Transition of Chimera States and Synchronization in Two-Layer Networks of Coupled Hindmarsh-Rose Neurons

The present work focuses on the existence of chimera states in two-layer networks of locally, nonlocally, and globally coupled Hindmarsh-Rose neurons. We show that chimera states occur in all three coupled neuronal networks by changing synaptic coupling strength and the number of coupled neighbors, and traveling chimera state exists in networks by using local and nonlocal couplings. Particularly, we find that in the nonlocally coupled network, there exist regions of coherent state, which can produce a wave such that the period becomes longer with the increase of the number of coupled neighbors. Interestingly, we observe a new chimera state with the coexistence of interlayer synchronous and asynchronous chimera states, which we named as the interlayer semi-synchronous chimera state. In addition, the results indicate that the interaction between layers in neuronal networks can induce different types of chimera states and firing patterns, which could be useful to control neural firing patterns and deepen the understanding of neuronal evolution where coherent and incoherent dynamics coexist.

Automated summary

This study focuses on the existence of chimera states in two-layer networks of Hindmarsh-Rose neurons with different types of coupling.
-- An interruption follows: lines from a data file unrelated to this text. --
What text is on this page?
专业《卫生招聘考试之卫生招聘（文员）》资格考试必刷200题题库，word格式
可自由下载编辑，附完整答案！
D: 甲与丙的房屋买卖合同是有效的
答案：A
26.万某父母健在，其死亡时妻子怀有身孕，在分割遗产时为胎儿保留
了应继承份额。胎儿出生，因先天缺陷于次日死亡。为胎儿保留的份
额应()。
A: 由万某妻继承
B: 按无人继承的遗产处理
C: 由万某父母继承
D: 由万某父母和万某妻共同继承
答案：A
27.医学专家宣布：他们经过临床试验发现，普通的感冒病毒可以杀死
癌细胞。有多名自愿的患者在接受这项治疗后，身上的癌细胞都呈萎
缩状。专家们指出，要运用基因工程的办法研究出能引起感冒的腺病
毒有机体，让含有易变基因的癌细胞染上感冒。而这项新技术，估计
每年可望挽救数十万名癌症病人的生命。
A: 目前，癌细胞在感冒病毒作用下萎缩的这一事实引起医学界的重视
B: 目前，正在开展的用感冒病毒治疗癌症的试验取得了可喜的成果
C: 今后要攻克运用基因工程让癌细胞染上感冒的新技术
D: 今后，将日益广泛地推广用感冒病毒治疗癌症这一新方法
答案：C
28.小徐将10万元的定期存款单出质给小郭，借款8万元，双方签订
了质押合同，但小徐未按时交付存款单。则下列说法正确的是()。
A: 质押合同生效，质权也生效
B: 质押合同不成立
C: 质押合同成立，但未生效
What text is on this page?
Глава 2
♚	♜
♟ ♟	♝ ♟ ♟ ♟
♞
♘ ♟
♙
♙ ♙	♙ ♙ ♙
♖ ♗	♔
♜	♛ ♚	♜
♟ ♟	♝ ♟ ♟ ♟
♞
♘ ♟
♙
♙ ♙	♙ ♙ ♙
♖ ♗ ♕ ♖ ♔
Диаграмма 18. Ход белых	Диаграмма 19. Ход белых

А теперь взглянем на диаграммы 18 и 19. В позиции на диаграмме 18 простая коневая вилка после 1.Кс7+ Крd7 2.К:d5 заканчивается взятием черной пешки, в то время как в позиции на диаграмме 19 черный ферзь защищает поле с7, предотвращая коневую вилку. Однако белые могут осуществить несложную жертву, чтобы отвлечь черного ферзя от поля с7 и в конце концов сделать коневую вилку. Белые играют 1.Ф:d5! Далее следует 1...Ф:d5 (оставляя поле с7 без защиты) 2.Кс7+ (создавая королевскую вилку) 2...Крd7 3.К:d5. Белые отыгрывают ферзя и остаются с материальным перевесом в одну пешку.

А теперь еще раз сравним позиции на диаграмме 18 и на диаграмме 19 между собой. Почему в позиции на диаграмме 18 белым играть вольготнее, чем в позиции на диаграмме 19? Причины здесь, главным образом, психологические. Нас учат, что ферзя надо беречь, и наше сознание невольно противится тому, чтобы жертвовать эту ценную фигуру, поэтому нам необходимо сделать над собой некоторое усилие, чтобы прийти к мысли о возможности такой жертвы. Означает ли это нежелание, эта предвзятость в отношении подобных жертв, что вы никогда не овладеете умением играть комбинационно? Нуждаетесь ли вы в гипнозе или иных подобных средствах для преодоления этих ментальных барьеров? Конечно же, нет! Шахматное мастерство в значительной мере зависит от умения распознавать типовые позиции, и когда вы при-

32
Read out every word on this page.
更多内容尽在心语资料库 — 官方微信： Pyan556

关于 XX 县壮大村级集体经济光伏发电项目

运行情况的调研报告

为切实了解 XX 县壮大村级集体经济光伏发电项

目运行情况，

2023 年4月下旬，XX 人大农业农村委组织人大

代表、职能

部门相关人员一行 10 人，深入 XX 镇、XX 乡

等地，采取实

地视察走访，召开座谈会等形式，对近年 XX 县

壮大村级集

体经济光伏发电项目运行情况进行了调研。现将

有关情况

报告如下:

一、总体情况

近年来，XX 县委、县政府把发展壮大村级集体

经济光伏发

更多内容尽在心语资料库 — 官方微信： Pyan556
The results show that chimera states can occur by changing the synaptic coupling strength and the number of coupled neighbors. It is interesting to note that a new type of chimera state, called the interlayer semi-synchronous chimera state, is observed, where interlayer synchronous and asynchronous chimera states coexist. The findings indicate that the interaction between layers in neuronal networks can induce different types of chimera states and firing patterns, which can have implications for controlling neural firing patterns and understanding neuronal evolution.